MOSS-TTS-Nano
A multilingual tiny speech generation model for realtime voice cloning, CPU-friendly deployment, and lightweight product integration.
MOSS-TTS-Nano is a deployment-first TTS model designed for realtime speech generation, voice cloning, and lightweight integration. Built on an Audio Tokenizer + LLM autoregressive pipeline, it stays compact enough for practical CPU use while covering Chinese, English, and a broad multilingual set.
The model pairs a ~20M-parameter MOSS-Audio-Tokenizer-Nano with a small LLM for autoregressive token prediction. The tokenizer uses a CNN-free, causal Transformer design with RVQ 16 codebooks operating at a 12.5 Hz token stream — achieving 0.125–2 kbps variable bitrate while preserving 48 kHz stereo output quality.

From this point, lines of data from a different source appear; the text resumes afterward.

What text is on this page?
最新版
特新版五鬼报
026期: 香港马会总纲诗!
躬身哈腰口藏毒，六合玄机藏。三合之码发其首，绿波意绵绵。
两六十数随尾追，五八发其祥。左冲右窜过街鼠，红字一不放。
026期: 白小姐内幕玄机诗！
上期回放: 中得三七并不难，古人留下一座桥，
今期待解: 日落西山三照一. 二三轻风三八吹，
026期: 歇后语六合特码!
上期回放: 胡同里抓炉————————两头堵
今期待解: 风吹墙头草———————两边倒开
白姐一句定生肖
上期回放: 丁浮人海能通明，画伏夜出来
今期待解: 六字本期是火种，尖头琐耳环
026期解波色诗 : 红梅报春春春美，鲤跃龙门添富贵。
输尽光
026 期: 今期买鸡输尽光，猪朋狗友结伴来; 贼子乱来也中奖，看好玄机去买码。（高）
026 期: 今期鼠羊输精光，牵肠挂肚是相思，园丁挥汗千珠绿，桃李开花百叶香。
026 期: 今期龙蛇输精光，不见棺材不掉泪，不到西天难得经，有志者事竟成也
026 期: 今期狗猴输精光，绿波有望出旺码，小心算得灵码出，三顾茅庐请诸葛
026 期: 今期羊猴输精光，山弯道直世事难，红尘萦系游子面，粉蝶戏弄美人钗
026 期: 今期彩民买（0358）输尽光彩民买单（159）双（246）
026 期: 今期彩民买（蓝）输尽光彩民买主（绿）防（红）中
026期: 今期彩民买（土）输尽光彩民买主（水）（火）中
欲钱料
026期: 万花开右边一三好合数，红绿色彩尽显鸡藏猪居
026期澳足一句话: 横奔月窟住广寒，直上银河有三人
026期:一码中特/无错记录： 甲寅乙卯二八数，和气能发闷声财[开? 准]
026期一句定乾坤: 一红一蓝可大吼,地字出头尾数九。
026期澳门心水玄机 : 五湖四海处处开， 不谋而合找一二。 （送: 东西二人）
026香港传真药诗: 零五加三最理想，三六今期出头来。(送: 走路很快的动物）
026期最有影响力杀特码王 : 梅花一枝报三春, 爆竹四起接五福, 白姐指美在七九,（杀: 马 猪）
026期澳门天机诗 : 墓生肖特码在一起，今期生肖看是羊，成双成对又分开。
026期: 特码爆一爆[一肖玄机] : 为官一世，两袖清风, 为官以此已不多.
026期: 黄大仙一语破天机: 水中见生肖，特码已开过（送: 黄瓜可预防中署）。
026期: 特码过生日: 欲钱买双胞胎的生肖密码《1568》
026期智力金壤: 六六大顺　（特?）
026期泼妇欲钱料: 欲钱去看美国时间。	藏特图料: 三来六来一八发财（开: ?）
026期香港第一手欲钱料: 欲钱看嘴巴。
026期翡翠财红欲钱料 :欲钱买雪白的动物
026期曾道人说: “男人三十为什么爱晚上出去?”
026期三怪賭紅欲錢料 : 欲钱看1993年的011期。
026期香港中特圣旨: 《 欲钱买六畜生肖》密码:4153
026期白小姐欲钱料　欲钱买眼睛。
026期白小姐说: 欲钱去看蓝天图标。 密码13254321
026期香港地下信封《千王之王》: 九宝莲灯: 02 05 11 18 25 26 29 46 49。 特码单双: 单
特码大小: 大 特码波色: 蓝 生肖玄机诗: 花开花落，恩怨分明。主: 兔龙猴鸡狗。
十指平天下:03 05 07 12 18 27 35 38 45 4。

Voice cloning is driven entirely by a short reference clip, with no additional fine-tuning required.
Key Features
Model Size
0.1 B
Compact enough for practical CPU inference — no GPU required.
Audio Quality
48 kHz Stereo
Native 2-channel input and output at full 48 kHz sample rate.
Languages
20
Mandarin, English, Japanese, Korean, Spanish, French, and more.
Tiny Tokenizer
~20 M params
CNN-free, causal Transformer with RVQ 16 codebooks at 12.5 Hz.
Bitrate
0.125–2 kbps
Variable bitrate via configurable codebook count.
Inference
Realtime
Streaming with low first-token latency. Long text auto-chunked.
Architecture
Following the MOSS-TTS technical report, the family-level design is organized as discrete audio tokens + autoregressive modeling + large-scale pretraining. This Nano demo keeps the same recipe in a smaller, deployment-first configuration.
The architecture of MOSS-Audio-Tokenizer-Nano
MOSS-Audio-Tokenizer
The tokenizer is a causal Transformer audio codec that compresses 48 kHz stereo audio into a 12.5 fps RVQ token stream for scalable autoregressive modeling. In the report, the encoder and decoder each contain 12 causal Transformer blocks with sliding-window attention, and the quantizer uses 16 RVQ layers so the token sequence remains compact enough for long-context generation.
The architecture of MOSS-TTS-Nano
MOSS TTS Nano
On top of the tokenizer, MOSS-TTS-Nano can adopt a hierarchical token modeling design built around a Local Transformer. Instead of using RVQ-aware temporal delays, the model sums the embeddings from all RVQ layers at each aligned time step and feeds that hidden state into a single Transformer backbone. The backbone then produces one global latent per step, which a lightweight autoregressive Local Transformer expands into the within-step token block, sequentially predicting one text-or-pad token and 16 RVQ audio tokens.
Demo
Language Coverage
Japanese, Korean, Spanish, French, German, Italian, Hungarian, Russian, Persian, Arabic, Polish, Portuguese, Czech, Danish, Swedish, Greek, and Turkish — grouped with Chinese and English.